In tal senso vi sono due modi di “percepire” il ruolo delle “nuove lingue” rispetto al latino: esse vanno intese come occasioni per incontrare la grazia nella sua inesauribilità multimediale e “multilinguistica” o invece come minacce del peccato originale di farci perdere il rapporto con una grazia sostanzialmente “monomediale e monolinguistica”. Alcune caratteristiche di queste diverse prospettive possono essere interessanti:

  • la “traduzione” comporta sempre un “rischio”: altrimenti, quando non si vuole rischiare nulla, o non si traduce affatto o si fa una traduzione che non è una traduzione, ma una trasposizione formale, parola per parola, dell’originale latino, che richiede sempre la “conoscenza dell’originale” per essere intesa. La vera traduzione diventa autonoma rispetto all’originale: questa è la sua ragion d’essere e il suo limite.

  • Quanto non si vogliono correre i rischi della traduzione, la “vera traduzione” avviene sempre in “altro luogo” rispetto alla celebrazione: una catechesi e/o una omelia sostituiscono al “testo” una “didascalia” che lo rende intellegibile. Ad es., celebrando bisogna dire “per molti”, ma spiegare (prima o dopo) che significa “per tutti”, come se l’italiano non fosse sufficiente a comunicare adeguatamente la esperienza del mistero pasquale.

  • Mentre con la traduzione si “deve” far appello non solo all’intenzione dell’autore, ma anche alla esperienza dei soggetti destinatari, con la sola “traslitterazione” la garanzia della tradizione prescinde dalla celebrazione dei soggetti e persino dalla loro “esperienza”, che viene percepita come “pericolosa” per il primato di Dio. La tradizione è, letteralmente, “autoreferenziale”, ossia basta a se stessa e può istituire con le “nuove generazioni” un rapporto soltanto “attivo”, senza alcuna attesa verso di esse. In certo modo, lo Spirito santo è congedato dalla tradizione.
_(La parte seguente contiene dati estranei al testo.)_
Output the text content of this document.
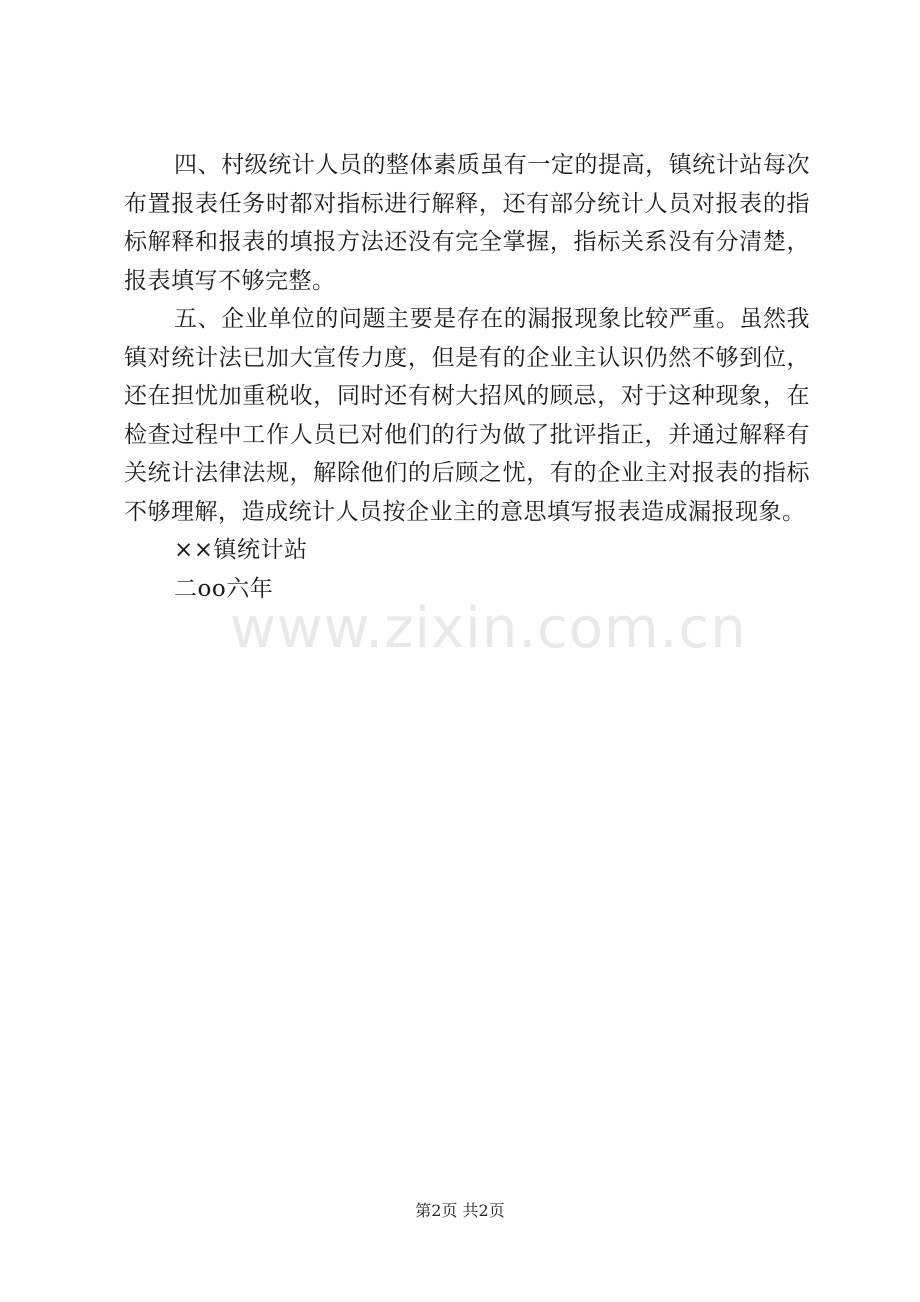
四、村级统计人员的整体素质虽有一定的提高，镇统计站每次布置报表任务时都对指标进行解释，还有部分统计人员对报表的指标解释和报表的填报方法还没有完全掌握，指标关系没有分清楚，报表填写不够完整。

五、企业单位的问题主要是存在的漏报现象比较严重。虽然我镇对统计法已加大宣传力度，但是有的企业主认识仍然不够到位，还在担忧加重税收，同时还有树大招风的顾忌，对于这种现象，在检查过程中工作人员已对他们的行为做了批评指正，并通过解释有关统计法律法规，解除他们的后顾之忧，有的企业主对报表的指标不够理解，造成统计人员按企业主的意思填写报表造成漏报现象。

××镇统计站

二oo六年

www.zixin.com.cn
第2页 共2页
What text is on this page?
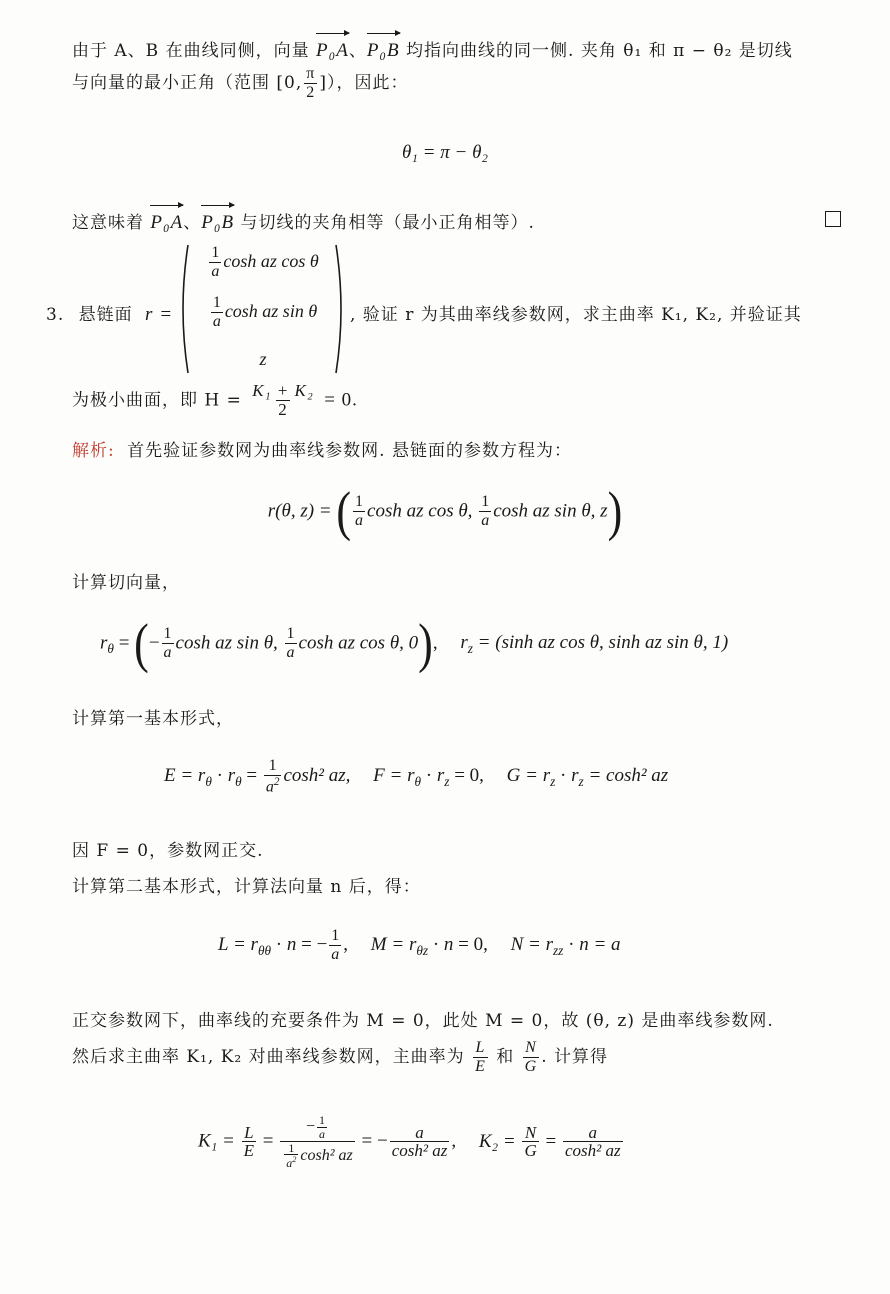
由于 A、B 在曲线同侧，向量 P₀A
、P₀B 均指向曲线的同一侧. 夹角 θ₁ 和 π − θ₂ 是切线
与向量的最小正角（范围 [0, $\frac{\pi}{2}$ ]），因此：
θ₁ = π − θ₂
这意味着 P₀A
、P₀B 与切线的夹角相等（最小正角相等）.
3. 悬链面 r =
$\frac{1}{a}$ cosh az cos θ
$\frac{1}{a}$ cosh az sin θ
z
, 验证 r 为其曲率线参数网，求主曲率 K₁, K₂, 并验证其
为极小曲面，即 $H = \frac{\text{K₁ + K₂}}{2} = 0$.
解析: 首先验证参数网为曲率线参数网. 悬链面的参数方程为：
r(θ, z) = ( $\frac{1}{a}$ cosh az cos θ, $\frac{1}{a}$ cosh az sin θ, z)
计算切向量，
$r_\theta$ = (− $\frac{1}{a}$ cosh az sin θ, $\frac{1}{a}$ cosh az cos θ, 0), $r_z = (\sinh$ az cos θ, sinh az sin θ, 1)
计算第一基本形式，
$E = r_\theta \cdot r_\theta = \frac{1}{a^2} \cosh^2$ az, $F = r_\theta \cdot r_z = 0$, $G = r_z \cdot r_z = \cosh^2$ az
因 F = 0，参数网正交.
计算第二基本形式，计算法向量 n 后，得：
$L = r_{\theta\theta} \cdot n$ = − $\frac{1}{a}$ , $M = r_{\theta z} \cdot n = 0$, $N = r_{zz} \cdot n = a$
正交参数网下，曲率线的充要条件为 M = 0，此处 M = 0，故 (θ, z) 是曲率线参数网.
然后求主曲率 K₁, K₂ 对曲率线参数网，主曲率为 $\frac{L}{E}$ 和 $\frac{N}{G}$ . 计算得
$K_1 = \frac{L}{E} = \frac{- \frac{1}{a}}{\frac{1}{a^2} \cosh^2 az}$ = − $\frac{a}{\text{cosh² az}}$ , $K_2 = \frac{N}{G} = \frac{a}{\text{cosh² az}}$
 Il latino, come tutte le lingue, può essere luogo di comunicazione con l’altro e luogo di affermazione di sé: il fatto che la “esperienza comune” non utilizzi più la “lingua latina” come forma espressiva ordinaria – non è più “lingua madre” per nessuno, da molti secoli – costituisce un fatto obiettivo che conduce facilmente ad un “uso del latino” come “differenza” della esperienza di Dio rispetto alla esperienza dell’uomo. Ma, a partire dal Concilio Vaticano II, noi possiamo “restare nella tradizione” se camminiamo “alla luce del Vangelo e della esperienza degli uomini” (GS 46): di tale duplice luce il latino è in grado di restituirci solo una parte della realtà. Senza riconoscere nelle “lingue vernacole” non solo uno strumento di espressione/traduzione, ma una “fonte di esperienza e di tradizione”, noi perdiamo sia lo slancio della profezia conciliare sia la esperienza degli uomini contemporanei. Finiamo per credere di poter “custodire la tradizione” senza dover imparare nulla di nuovo. In “latino” avremmo “tutto”: hic manebimus optime E questo indurrebbe la Chiesa a ritenere che la propria “autoreferenzialità” le sia sufficiente!
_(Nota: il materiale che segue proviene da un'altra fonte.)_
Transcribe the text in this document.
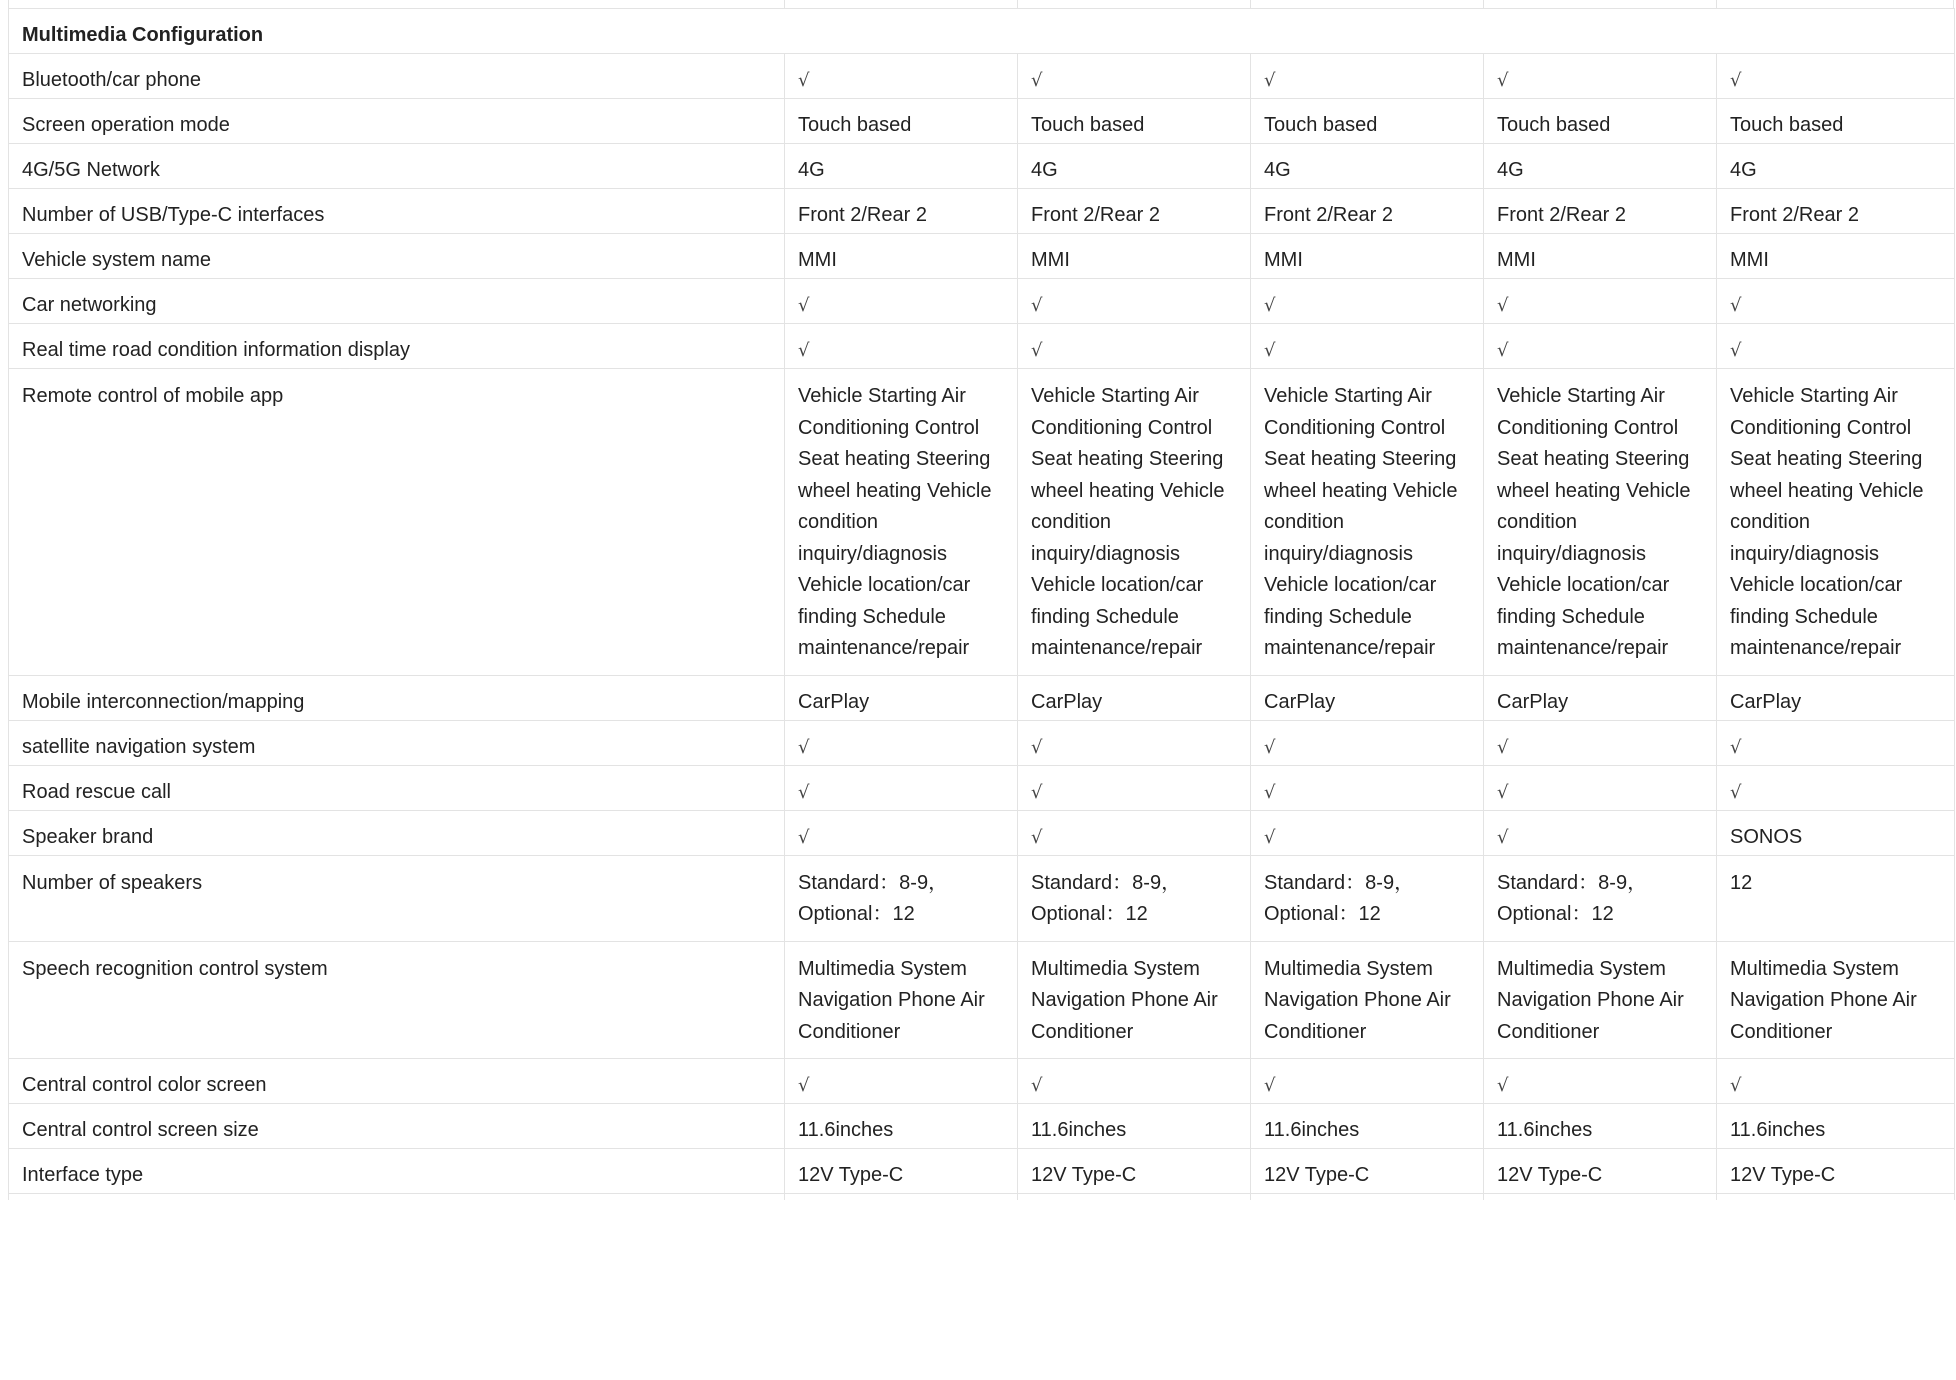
Multimedia Configuration					
Bluetooth/car phone	√	√	√	√	√
Screen operation mode	Touch based	Touch based	Touch based	Touch based	Touch based
4G/5G Network	4G	4G	4G	4G	4G
Number of USB/Type-C interfaces	Front 2/Rear 2	Front 2/Rear 2	Front 2/Rear 2	Front 2/Rear 2	Front 2/Rear 2
Vehicle system name	MMI	MMI	MMI	MMI	MMI
Car networking	√	√	√	√	√
Real time road condition information display	√	√	√	√	√
Remote control of mobile app	Vehicle Starting Air Conditioning Control Seat heating Steering wheel heating Vehicle condition inquiry/diagnosis Vehicle location/car finding Schedule maintenance/repair	Vehicle Starting Air Conditioning Control Seat heating Steering wheel heating Vehicle condition inquiry/diagnosis Vehicle location/car finding Schedule maintenance/repair	Vehicle Starting Air Conditioning Control Seat heating Steering wheel heating Vehicle condition inquiry/diagnosis Vehicle location/car finding Schedule maintenance/repair	Vehicle Starting Air Conditioning Control Seat heating Steering wheel heating Vehicle condition inquiry/diagnosis Vehicle location/car finding Schedule maintenance/repair	Vehicle Starting Air Conditioning Control Seat heating Steering wheel heating Vehicle condition inquiry/diagnosis Vehicle location/car finding Schedule maintenance/repair
Mobile interconnection/mapping	CarPlay	CarPlay	CarPlay	CarPlay	CarPlay
satellite navigation system	√	√	√	√	√
Road rescue call	√	√	√	√	√
Speaker brand	√	√	√	√	SONOS
Number of speakers	Standard：8-9，Optional：12	Standard：8-9，Optional：12	Standard：8-9，Optional：12	Standard：8-9，Optional：12	12
Speech recognition control system	Multimedia System Navigation Phone Air Conditioner	Multimedia System Navigation Phone Air Conditioner	Multimedia System Navigation Phone Air Conditioner	Multimedia System Navigation Phone Air Conditioner	Multimedia System Navigation Phone Air Conditioner
Central control color screen	√	√	√	√	√
Central control screen size	11.6inches	11.6inches	11.6inches	11.6inches	11.6inches
Interface type	12V Type-C	12V Type-C	12V Type-C	12V Type-C	12V Type-C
La teoria contenuta nel testo di “Liturgiam authenticam” asseconda in modo del tutto incontrollabile questa tendenza pericolosa, non solo per la liturgia, ma per l’intera azione della Chiesa. Rendendo il testo liturgico indifferente rispetto alla esperienza (e alla lingua) dei destinatari, lo immunizza dalla tradizione, lo isola dalla storia e lo conduce, proprio per questo, a risultare del tutto irrilevante e inefficace. Anziché servire il testo autorevole, la ossessione per la traduzione letterale lo rende estraneo alla esperienza ecclesiale e lo condanna alla emarginazione. Perché una tradizione “senza soggetti” è solo un museo, non una chiesa. A questo oggi deve essere posto rimedio: in nome della tradizione, che merita il coraggio di vere traduzioni, e non la paura di traduzioni fittizie.